The story of the building of John Watson’s Institution is a complicated one, best told by Isobel C. Wallis in her canonical John Watson’s School: A History (Edinburgh: John Watson Club, 1982). What follows is a brief recital of the facts.
The School was constructed on land on the Dean Estate feued from Sir John Nisbet. The site stands high over the Water of Leith to the west of Edinburgh and enjoys fresh air and fine views to this day. The architect chosen to design the school was William Burn, who had been responsible for the Greek-frontaged Edinburgh Academy whose doors had opened for the first time in 1824.
The design for John Watson’s Institution took time to emerge. There were differences of opinion between the school’s directors as to the style best for the site, and Vans Hathorn as treasurer was keen to achieve both best value for money and a building that had a certain level of education in mind for its inmates. Burn would produce a number of different sets of designs to meet different requests, and at one point faced competition from a second architect who had been asked to offer an alternative. Some directors preferred a tower or spire rather than Burn’s Grecian portico.
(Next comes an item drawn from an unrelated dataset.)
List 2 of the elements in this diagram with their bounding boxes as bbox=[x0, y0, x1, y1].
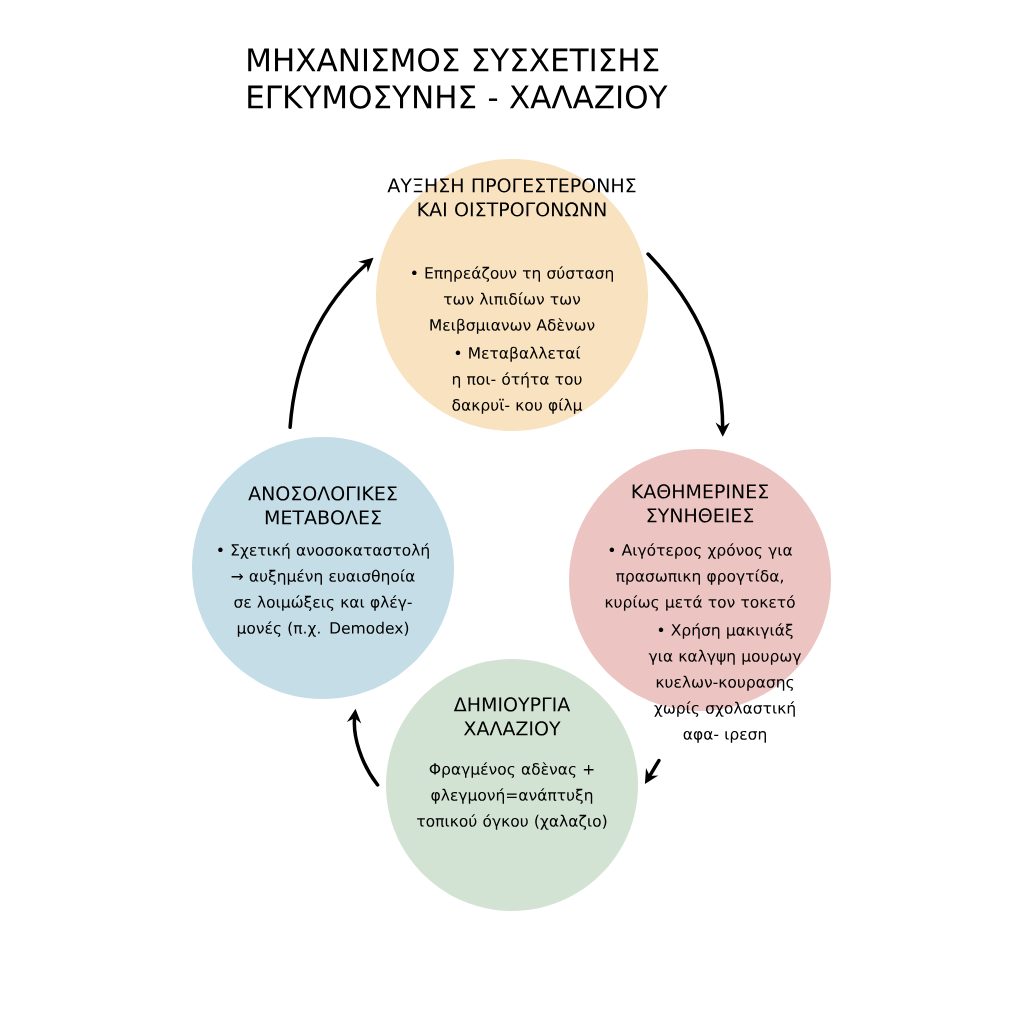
title: ΜΗΧΑΝΙΣΜΟΣ ΣΥΣΧΕΤΙΣΗΣ ΕΓΚΥΜΟΣΥΝΗΣ - ΧΑΛΑΖΙΟΥ bbox=[248, 48, 668, 109]
node-label: αφα- ιρεση bbox=[683, 730, 766, 743]
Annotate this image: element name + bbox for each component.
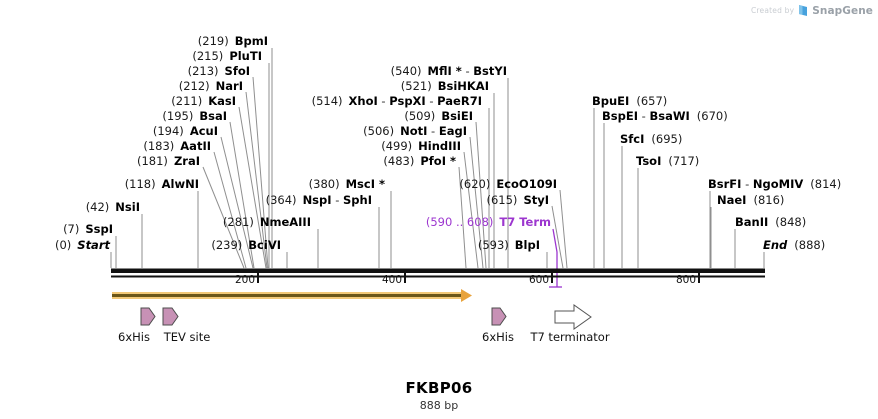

The eventual design was both beautiful and rational, built around the smooth running of the school, with separate halves for boys and girls and a linking central chapel. The foundation stone was laid on 4th July 1825 with construction underway not long afterwards.
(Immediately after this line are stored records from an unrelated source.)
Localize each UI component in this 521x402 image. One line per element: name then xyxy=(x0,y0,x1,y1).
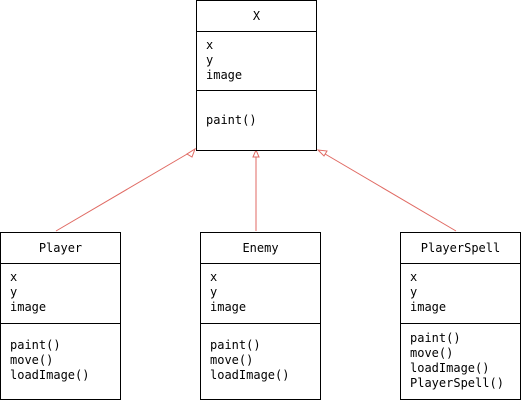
class-box-player[interactable]: Player x y image paint() move() loadImag… xyxy=(0,232,121,400)
section-divider xyxy=(401,323,520,324)
class-box-playerspell[interactable]: PlayerSpell x y image paint() move() loa… xyxy=(400,232,521,400)
attributes-section: x y image xyxy=(197,38,316,83)
section-divider xyxy=(1,323,120,324)
class-box-x[interactable]: X x y image paint() xyxy=(196,0,317,151)
attribute: image xyxy=(10,300,47,314)
attribute: image xyxy=(206,68,243,82)
method: paint() xyxy=(10,338,61,352)
method: loadImage() xyxy=(410,361,490,375)
attribute: x xyxy=(410,270,418,284)
class-box-enemy[interactable]: Enemy x y image paint() move() loadImage… xyxy=(200,232,321,400)
attribute: y xyxy=(206,53,214,67)
playerspell-inheritance-line xyxy=(319,150,457,232)
attribute: x xyxy=(10,270,18,284)
attributes-section: x y image xyxy=(1,270,120,315)
method: move() xyxy=(410,346,454,360)
methods-section: paint() move() loadImage() PlayerSpell() xyxy=(401,331,520,391)
class-name: X xyxy=(197,1,316,32)
attributes-section: x y image xyxy=(401,270,520,315)
attribute: y xyxy=(10,285,18,299)
attribute: image xyxy=(210,300,247,314)
player-inheritance-arrowhead xyxy=(186,147,196,158)
attribute: x xyxy=(210,270,218,284)
attribute: y xyxy=(210,285,218,299)
method: paint() xyxy=(210,338,261,352)
attribute: x xyxy=(206,38,214,52)
attributes-section: x y image xyxy=(201,270,320,315)
method: move() xyxy=(210,353,254,367)
method: paint() xyxy=(206,113,257,127)
method: move() xyxy=(10,353,54,367)
section-divider xyxy=(197,90,316,91)
class-name: PlayerSpell xyxy=(401,233,520,264)
class-name: Enemy xyxy=(201,233,320,264)
methods-section: paint() xyxy=(197,113,316,128)
methods-section: paint() move() loadImage() xyxy=(201,338,320,383)
method: PlayerSpell() xyxy=(410,376,504,390)
enemy-inheritance-arrowhead xyxy=(252,148,260,158)
method: loadImage() xyxy=(10,368,90,382)
method: loadImage() xyxy=(210,368,290,382)
section-divider xyxy=(201,323,320,324)
playerspell-inheritance-arrowhead xyxy=(316,149,328,157)
methods-section: paint() move() loadImage() xyxy=(1,338,120,383)
method: paint() xyxy=(410,331,461,345)
player-inheritance-line xyxy=(55,149,195,232)
attribute: y xyxy=(410,285,418,299)
class-name: Player xyxy=(1,233,120,264)
attribute: image xyxy=(410,300,447,314)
But problems dogged the building period. The original contractor, William Stuart Dinn, faced bankruptcy in 1827, and the project continued without him. Vans Hathorn won a stand-off with the replacement contractors over the contract and over expenses.
Finally, on 12th August 1828, in the presence of Vans Hathorn, the Institution – not entirely complete, its grounds not as clear or as beautiful as they would later become – accepted its first children.
For Burn, the story of John Watson’s Institution would never quite be over. A couple of years after Vans Hathorn’s death in 1839, Burn faced complaints from the directors that dry rot had taken root in the building and that its safety was endangered. Some of the correspondence from this row is preserved in the WS Society archives and can be reviewed in the project database of administrative documents.